Message par nicolas percet le Jeu 18 Fév - 14:19

INTRODUCTION :
Dans une économie ouverte, les banques font partie intégrantes du secteur des entreprises et, plus précisément de celui des sociétés financières : créatrices et distributrices de services mais déployant en base arrière une organisation quasi industrielle, elles sont ainsi des entreprises à part entière qui tentent de satisfaire à la fois une finalité économique, un objectif financier équilibré et si possible bénéficiaire ainsi qu’une communauté humaine qui la compose.
Toutefois, on ne peut pas nier que ce soient des entreprises spécifiques qui remplissent un rôle économique original en forme de monopole mais aussi et surtout parce que ce rôle induit des prestations de services bâties autour de l’argent de ses clients.
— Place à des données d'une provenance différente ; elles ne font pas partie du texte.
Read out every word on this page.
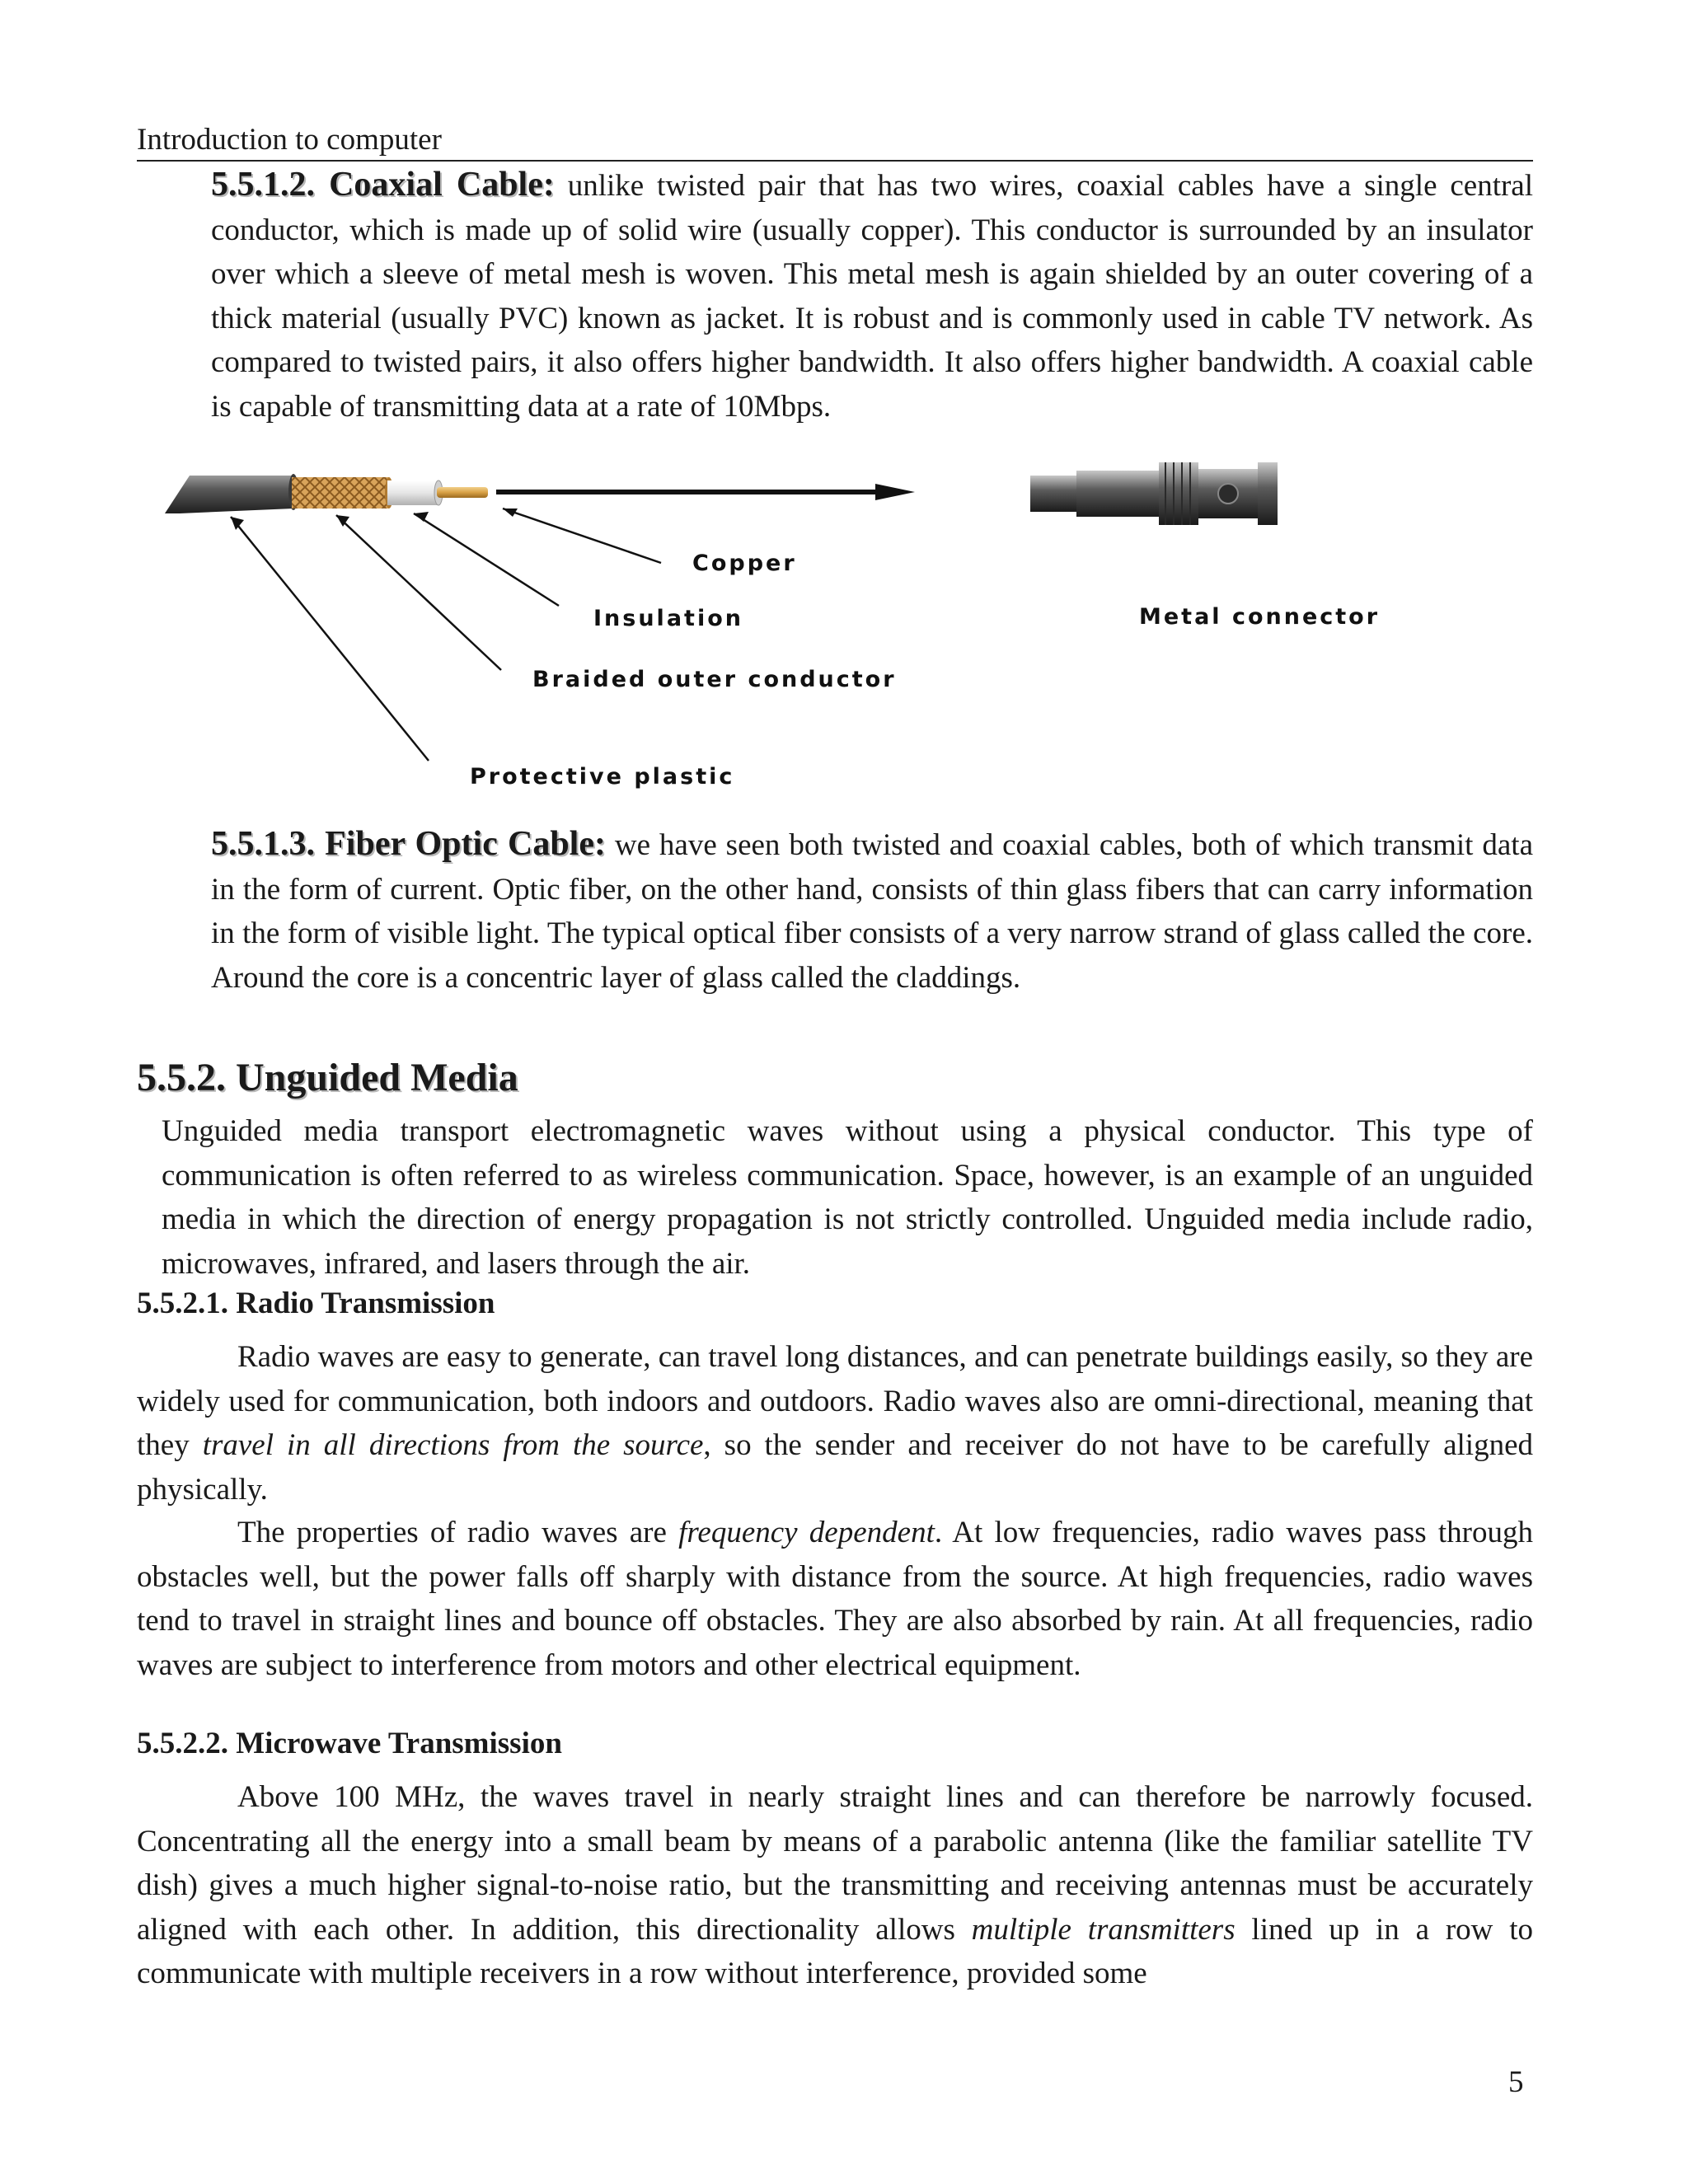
Introduction to computer
5.5.1.2. Coaxial Cable: unlike twisted pair that has two wires, coaxial cables have a single central conductor, which is made up of solid wire (usually copper). This conductor is surrounded by an insulator over which a sleeve of metal mesh is woven. This metal mesh is again shielded by an outer covering of a thick material (usually PVC) known as jacket. It is robust and is commonly used in cable TV network. As compared to twisted pairs, it also offers higher bandwidth. It also offers higher bandwidth. A coaxial cable is capable of transmitting data at a rate of 10Mbps.
Copper
Insulation
Braided outer conductor
Protective plastic
Metal connector
5.5.1.3. Fiber Optic Cable: we have seen both twisted and coaxial cables, both of which transmit data in the form of current. Optic fiber, on the other hand, consists of thin glass fibers that can carry information in the form of visible light. The typical optical fiber consists of a very narrow strand of glass called the core. Around the core is a concentric layer of glass called the claddings.
5.5.2. Unguided Media
Unguided media transport electromagnetic waves without using a physical conductor. This type of communication is often referred to as wireless communication. Space, however, is an example of an unguided media in which the direction of energy propagation is not strictly controlled. Unguided media include radio, microwaves, infrared, and lasers through the air.
5.5.2.1. Radio Transmission
Radio waves are easy to generate, can travel long distances, and can penetrate buildings easily, so they are widely used for communication, both indoors and outdoors. Radio waves also are omni-directional, meaning that they travel in all directions from the source, so the sender and receiver do not have to be carefully aligned physically.
The properties of radio waves are frequency dependent. At low frequencies, radio waves pass through obstacles well, but the power falls off sharply with distance from the source. At high frequencies, radio waves tend to travel in straight lines and bounce off obstacles. They are also absorbed by rain. At all frequencies, radio waves are subject to interference from motors and other electrical equipment.
5.5.2.2. Microwave Transmission
Above 100 MHz, the waves travel in nearly straight lines and can therefore be narrowly focused. Concentrating all the energy into a small beam by means of a parabolic antenna (like the familiar satellite TV dish) gives a much higher signal-to-noise ratio, but the transmitting and receiving antennas must be accurately aligned with each other. In addition, this directionality allows multiple transmitters lined up in a row to communicate with multiple receivers in a row without interference, provided some
5
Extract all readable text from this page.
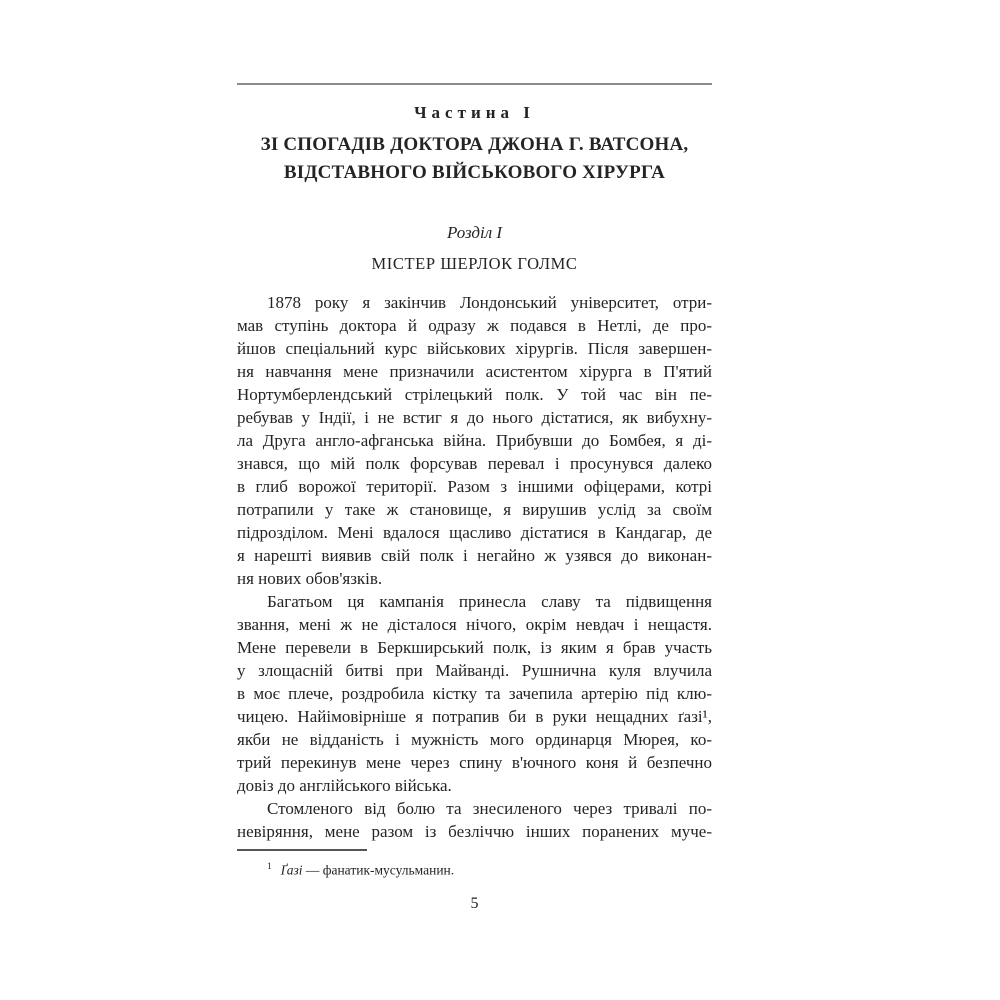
Частина I
ЗІ СПОГАДІВ ДОКТОРА ДЖОНА Г. ВАТСОНА,
ВІДСТАВНОГО ВІЙСЬКОВОГО ХІРУРГА
Розділ I
МІСТЕР ШЕРЛОК ГОЛМС
1878 року я закінчив Лондонський університет, отри-
мав ступінь доктора й одразу ж подався в Нетлі, де про-
йшов спеціальний курс військових хірургів. Після завершен-
ня навчання мене призначили асистентом хірурга в П'ятий
Нортумберлендський стрілецький полк. У той час він пе-
ребував у Індії, і не встиг я до нього дістатися, як вибухну-
ла Друга англо-афганська війна. Прибувши до Бомбея, я ді-
знався, що мій полк форсував перевал і просунувся далеко
в глиб ворожої території. Разом з іншими офіцерами, котрі
потрапили у таке ж становище, я вирушив услід за своїм
підрозділом. Мені вдалося щасливо дістатися в Кандагар, де
я нарешті виявив свій полк і негайно ж узявся до виконан-
ня нових обов'язків.
Багатьом ця кампанія принесла славу та підвищення
звання, мені ж не дісталося нічого, окрім невдач і нещастя.
Мене перевели в Беркширський полк, із яким я брав участь
у злощасній битві при Майванді. Рушнична куля влучила
в моє плече, роздробила кістку та зачепила артерію під клю-
чицею. Найімовірніше я потрапив би в руки нещадних ґазі¹,
якби не відданість і мужність мого ординарця Мюрея, ко-
трий перекинув мене через спину в'ючного коня й безпечно
довіз до англійського війська.
Стомленого від болю та знесиленого через тривалі по-
невіряння, мене разом із безліччю інших поранених муче-
$^1$ Ґазі — фанатик-мусульманин.
5
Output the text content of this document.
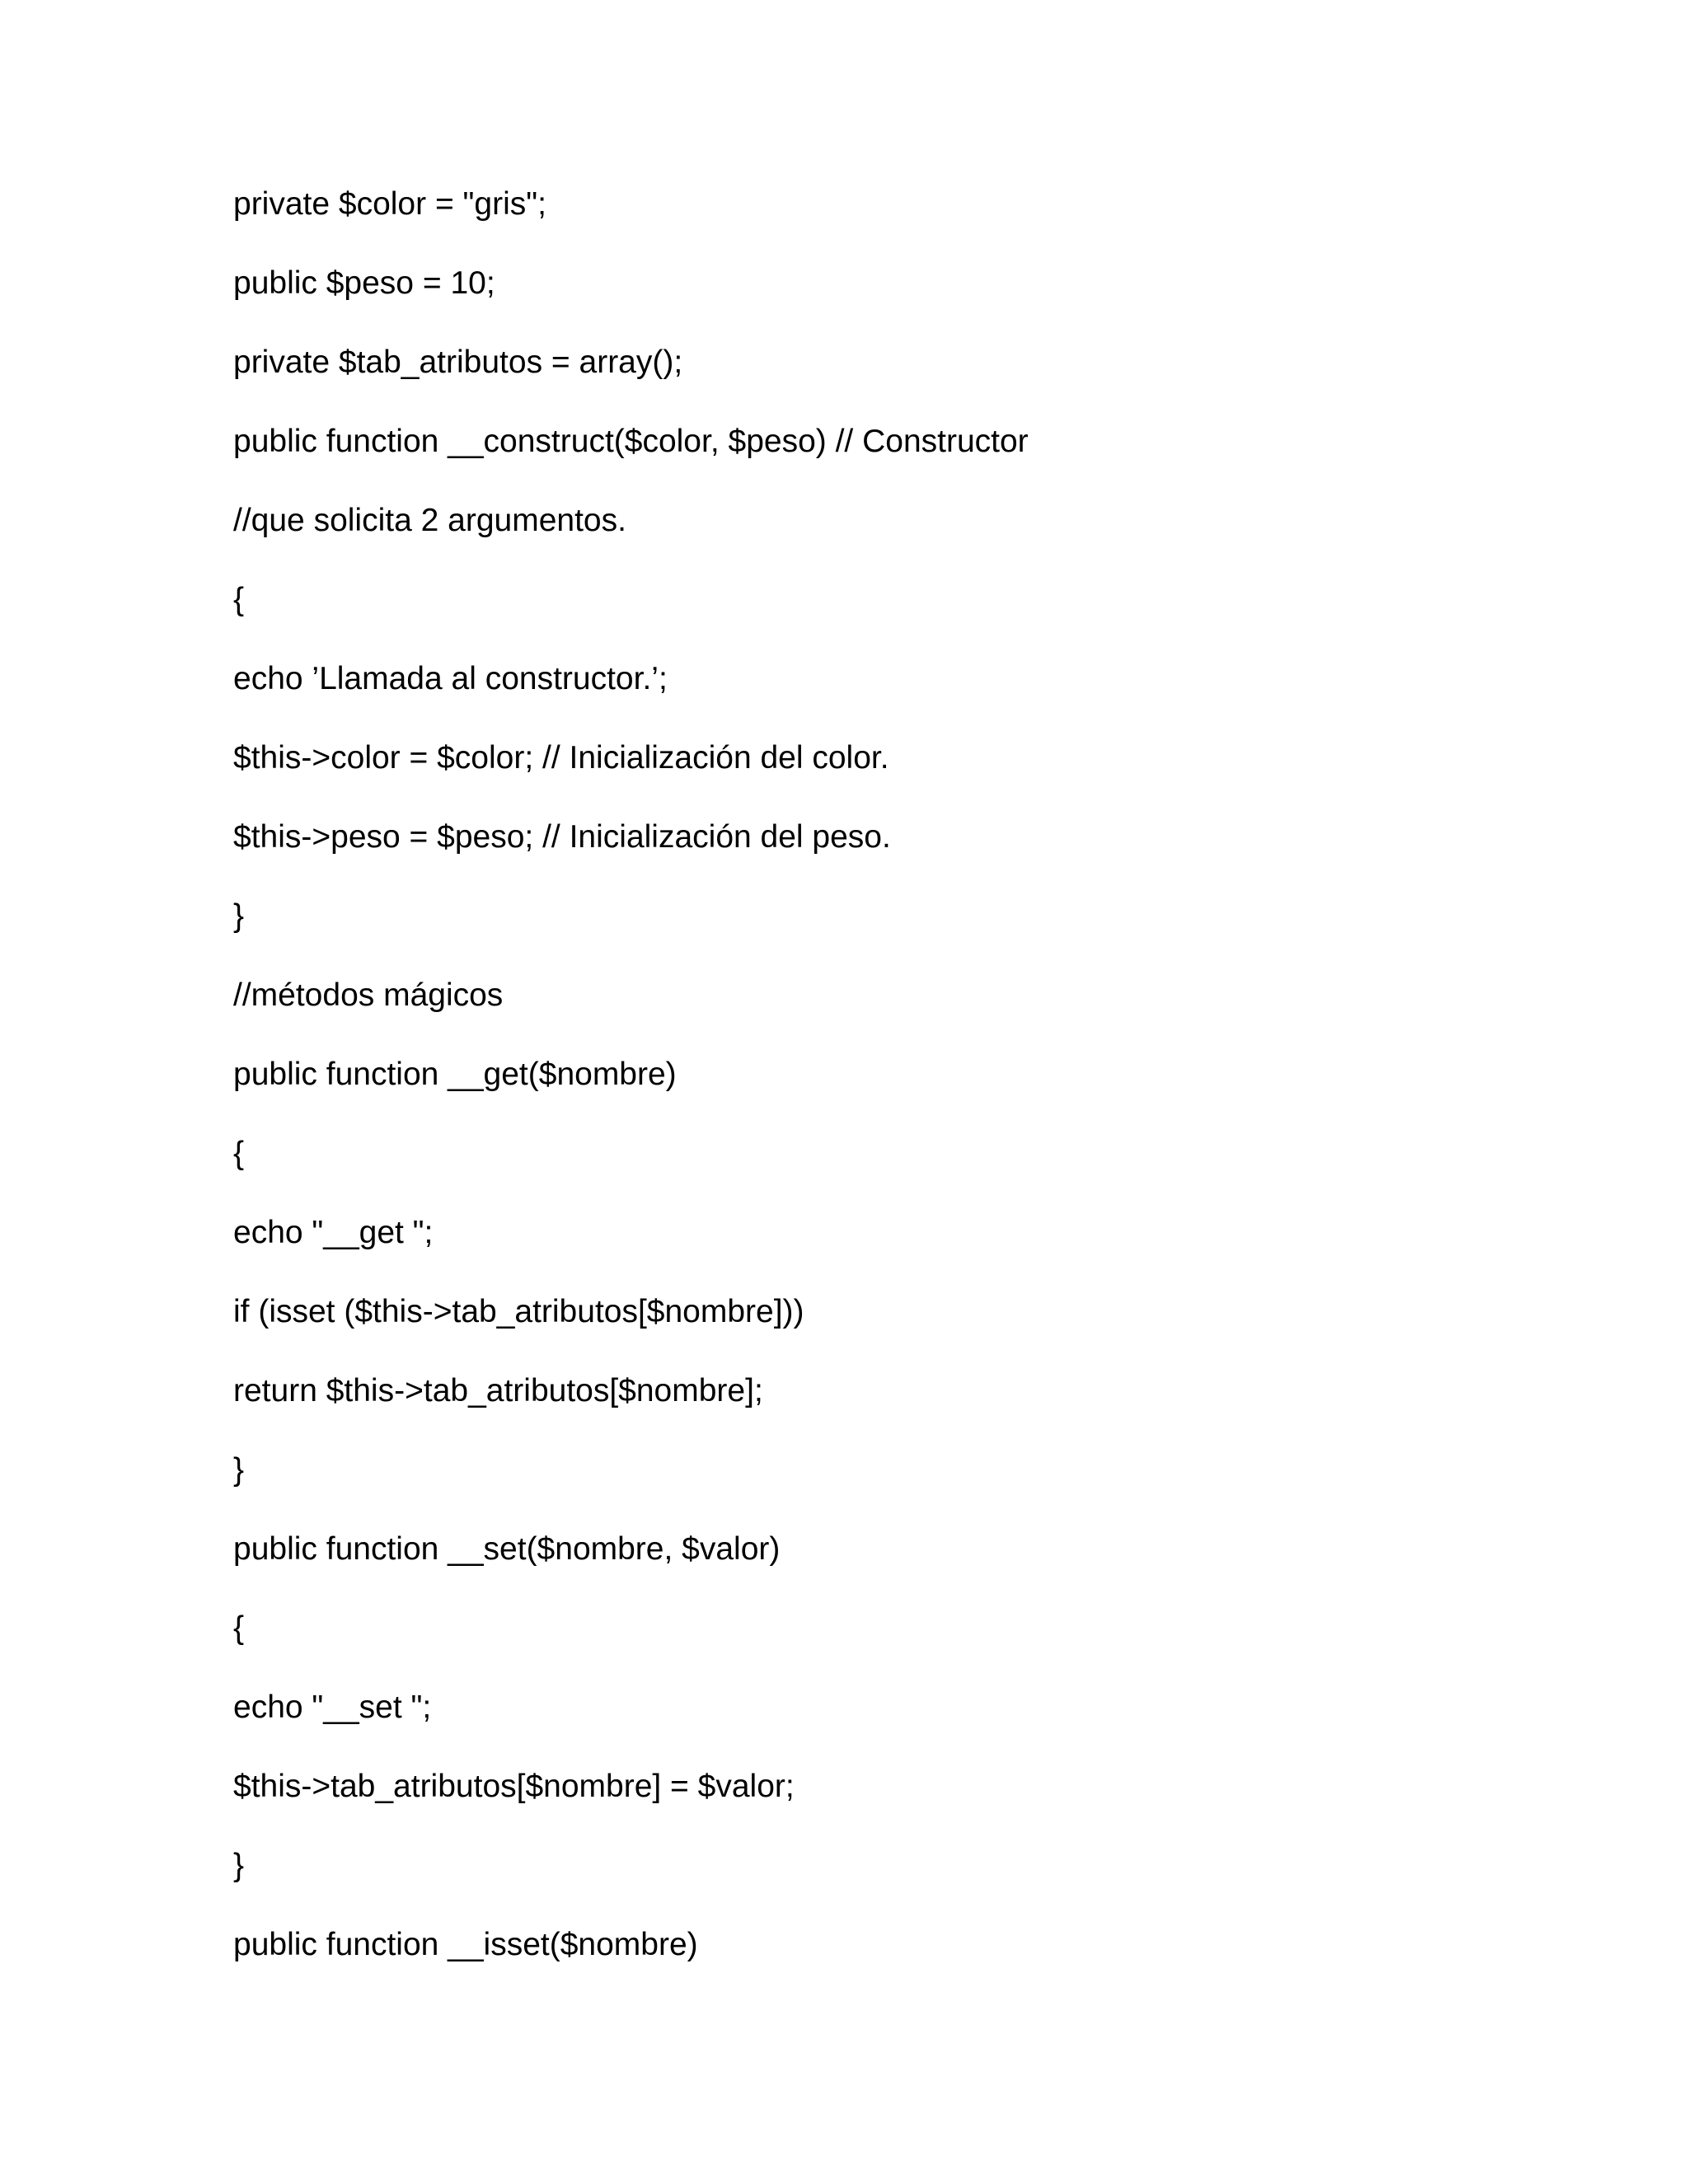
private $color = "gris";
public $peso = 10;
private $tab_atributos = array();
public function __construct($color, $peso) // Constructor
//que solicita 2 argumentos.
{
echo ’Llamada al constructor.’;
$this->color = $color; // Inicialización del color.
$this->peso = $peso; // Inicialización del peso.
}
//métodos mágicos
public function __get($nombre)
{
echo "__get ";
if (isset ($this->tab_atributos[$nombre]))
return $this->tab_atributos[$nombre];
}
public function __set($nombre, $valor)
{
echo "__set ";
$this->tab_atributos[$nombre] = $valor;
}
public function __isset($nombre)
D’ailleurs, contrairement aux autres secteurs de l’économie, elles sont soumises à un agrément préalable et ont le devoir de rendre des comptes à des tutelles possédant un fort pouvoir de sanction à leur égard.
Afin de comprendre plus précisément pourquoi le secteur bancaire et financier est l’un des plus encadré et des plus contrôlés, nous mettrons tout d’abord en évidence les spécificités de ce secteur puis nous verrons en quoi et pourquoi elles nécessitent des obligations particulières de surveillance.

I. LES SPECIFICITES DES ENTREPRISES DU SECTEUR BANCAIRE ET FINANCIER

Au sein du secteur bancaire et financier, on distingue d’une part les établissements de crédits qui sont définis comme « une personne morale qui effectue à titre de profession habituelle des opérations de banque ». Aussi, seuls les établissements de crédits sont habilités pour réceptionner des fonds du public, réaliser des opérations de crédit et assurer la mise à disposition et la gestion des moyens de paiement. D’autre part, les sociétés de financement qui sont habilitées à octroyer des crédits mais ne sont pas autorisées à collecter de dépôts ou d’autres fonds remboursables au public.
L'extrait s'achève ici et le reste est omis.